Decades of struggle against gender discrimination has borne little with statistics showing that "huge" gender deficits continue to persist in the country, especially in economically developed states, it said.
The report, 'Understanding Gender Equality in India 2012', a joint initiative of NCW and the UN, is based on data collected from various ministries and commissions, including the Ministry of Health and Family Welfare, the Election Commission and the Home Ministry.
While there has been a marginal increase in the country's sex ratio from 933 in 2001 to 940 in 2011, significant variations exist among the states, with Kerala and Puducherry recording a sex ratio in favour of women, while Delhi, Chandigarh and Haryana have an adverse ratio.

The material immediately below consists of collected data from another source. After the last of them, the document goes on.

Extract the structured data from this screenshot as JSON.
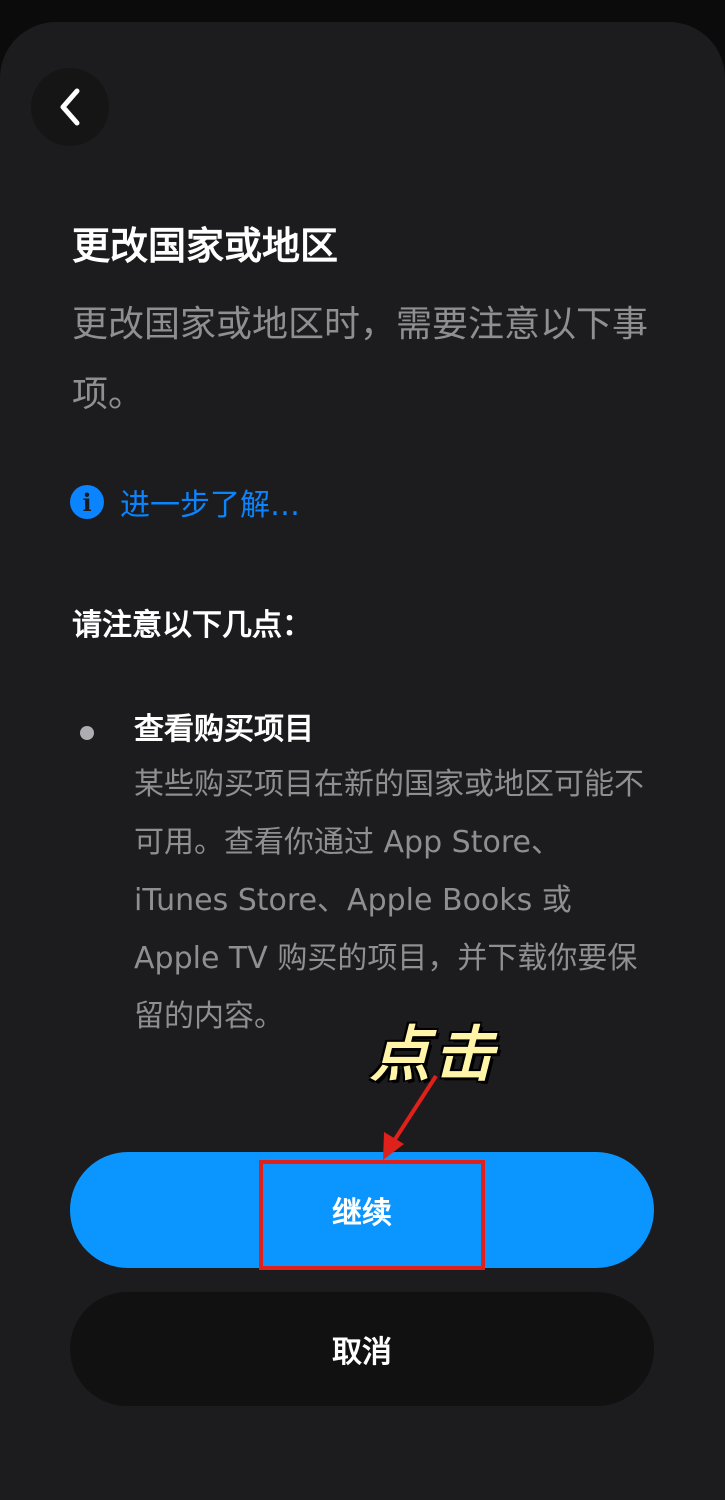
{
  "header": {
    "back_icon": "chevron-left-icon"
  },
  "content": {
    "title": "更改国家或地区",
    "subtitle": "更改国家或地区时，需要注意以下事项。",
    "learn_more": {
      "icon": "info-icon",
      "icon_glyph": "i",
      "label": "进一步了解…"
    },
    "notice_heading": "请注意以下几点：",
    "items": [
      {
        "title": "查看购买项目",
        "description": "某些购买项目在新的国家或地区可能不可用。查看你通过 App Store、iTunes Store、Apple Books 或 Apple TV 购买的项目，并下载你要保留的内容。"
      }
    ]
  },
  "annotation": {
    "label": "点击",
    "color": "#e0201b"
  },
  "actions": {
    "continue_label": "继续",
    "cancel_label": "取消"
  },
  "colors": {
    "accent": "#0a95ff",
    "link": "#0a84ff",
    "background": "#1c1c1e"
  }
}
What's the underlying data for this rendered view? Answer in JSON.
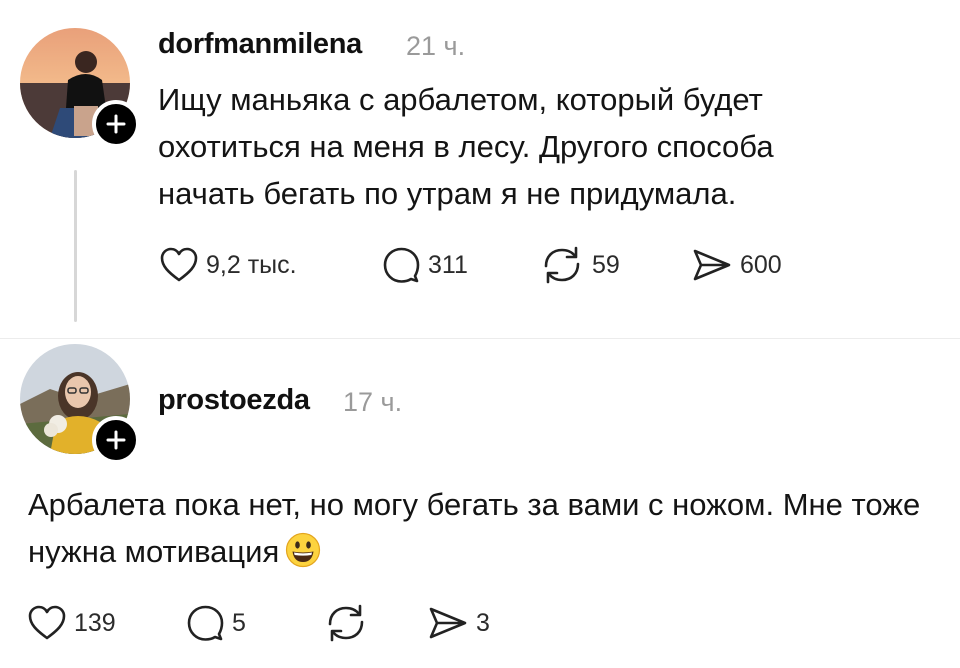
{
  "post1": {
    "username": "dorfmanmilena",
    "time": "21 ч.",
    "text": "Ищу маньяка с арбалетом, который будет охотиться на меня в лесу. Другого способа начать бегать по утрам я не придумала.",
    "likes": "9,2 тыс.",
    "replies": "311",
    "reposts": "59",
    "shares": "600"
  },
  "post2": {
    "username": "prostoezda",
    "time": "17 ч.",
    "text": "Арбалета пока нет, но могу бегать за вами с ножом. Мне тоже нужна мотивация",
    "emoji": "grinning-face",
    "likes": "139",
    "replies": "5",
    "reposts": "",
    "shares": "3"
  },
  "icons": {
    "like": "heart-icon",
    "reply": "speech-bubble-icon",
    "repost": "repost-arrows-icon",
    "share": "paper-plane-icon",
    "follow": "plus-icon"
  }
}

Interestingly, Delhi, Chandigarh and Haryana are economically quite progressive based on the per capita Net State Domestic Product (NSDP) which shows that Haryana has a per capita NSDP of Rs 78781 while Delhi and Punjab have per capita NSDP of Rs 116886 and Rs 62153 respectively, it said.
The report also noted that the difference between the number of men and women is lesser in rural areas than in urban India, with the former being pegged at 919 women for every 1000 men and the latter 902 per 1000. The worst hit district is Haryana's Jhajjar with a ratio of 774 to 1000 and next is Mahendragarh with a sex ratio of 778 females to 1000 males.
"It is a national emergency," NCW chairperson Mamta Sharma said, while releasing the report. "Everyone says India is a developing nation, but how can we say this when the discrimination against women is so stark, so open," she asked.
Figures related to violence against women in the country are also dismal. According to the report, 30 per cent of the women in India experienced physical violence while 8 per cent of the women experienced sexual violence. While Bihar registered the highest number of cases of physical violence against women, West Bengal tops the list in terms of number of sexual offences.
"It is not just at home that women face discrimination. Our Constitution is not spared either. Women occupy less than 8 per cent of the Cabinet positions, less than 9 per cent of seats in high courts and Supreme Court and less than 12 per cent of administrators and managers are women," said Charu Wali Khanna, quoting the report.
"The data is pointing to the fact that unless a comprehensive multi-pronged approach to gender equality is conceptualised and orchestrated, a girl's survival will not essentially translate into securing her freedoms and further visibility," she said.